Art 1C, Spring 2016
TuTh 4:30-5:45 PM
Mendocino Hall 1005
|Professor: Elaine O'Brien, Ph.D.
Office: Kadema Hall, room 190
Hours: Th 11am - 1pm and Tu 6-7pm (and by appt.)
This course provides an introduction to the history of art and architecture from the late 18th century to the present. We begin with the Rococo, a period and style that marks the dissolution of the age of absolute monarchy and the beginning of the modern era. In the contexts of the revolutionary changes that marked modernity, we study Neo-Classicism, Romanticism, and the rise of the avant-garde, Realism, Impressionism and the new 19th century art media of photography and film. Symbolism, Fauvism, Cubism, De Stijl, the Bauhaus, all the movements and many of the canonical artworks of the 20th century through Pop and Minimal art of the 1960s are introduced. Postmodern art: conceptualism, performance, Neo-Expressionism, video and new media from the 1970s to the 1990s, mark the cultural turn that characterizes art today. The course concludes in the 21st century with global contemporary art.
Note: This course includes content you might find disturbing. Do not take this course if you are upset by art that challenges norms, including religious and sexual norms.
Note: This course satisfies General Education requirements for AREA C: The Arts and Humanities. It is recommended for freshman or sophomore years. There are no prerequisites, but it is recommended that Art 1A and/or Art 1B be taken before Art 1C.

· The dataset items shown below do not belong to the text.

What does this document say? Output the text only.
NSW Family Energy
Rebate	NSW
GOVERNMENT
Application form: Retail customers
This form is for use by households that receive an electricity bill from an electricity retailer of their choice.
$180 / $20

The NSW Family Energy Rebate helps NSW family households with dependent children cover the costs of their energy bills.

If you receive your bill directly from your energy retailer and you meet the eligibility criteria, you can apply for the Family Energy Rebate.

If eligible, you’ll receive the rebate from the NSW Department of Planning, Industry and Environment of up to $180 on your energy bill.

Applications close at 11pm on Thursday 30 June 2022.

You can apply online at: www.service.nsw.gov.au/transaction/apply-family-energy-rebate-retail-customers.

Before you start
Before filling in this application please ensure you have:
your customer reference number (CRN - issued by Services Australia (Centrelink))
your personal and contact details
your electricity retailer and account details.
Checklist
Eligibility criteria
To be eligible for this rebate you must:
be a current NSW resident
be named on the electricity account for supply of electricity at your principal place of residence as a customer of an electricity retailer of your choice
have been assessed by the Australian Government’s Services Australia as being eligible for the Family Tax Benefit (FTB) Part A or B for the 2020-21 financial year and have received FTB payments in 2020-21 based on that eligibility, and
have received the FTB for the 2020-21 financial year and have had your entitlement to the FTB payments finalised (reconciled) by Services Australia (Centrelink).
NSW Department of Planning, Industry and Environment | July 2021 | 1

Catalog Description: A 3-unit lecture-based survey of the history of world art from the late 18th century to the present: from the European Rococo, Enlightenment, the Age of Science and social revolutions, through Neo-Classicism, Romanticism and the rise of the international avant-garde, Realism, Impressionism, Symbolism, photography, and film. In the 20th century, Fauvism, Cubism, the Bauhaus, Expressionism, Pop, Minimal art, Postmodernism, conceptualism, performance, video and new media are considered from global perspectives and artistic production of the 21st century. Part of the art history foundation sequence.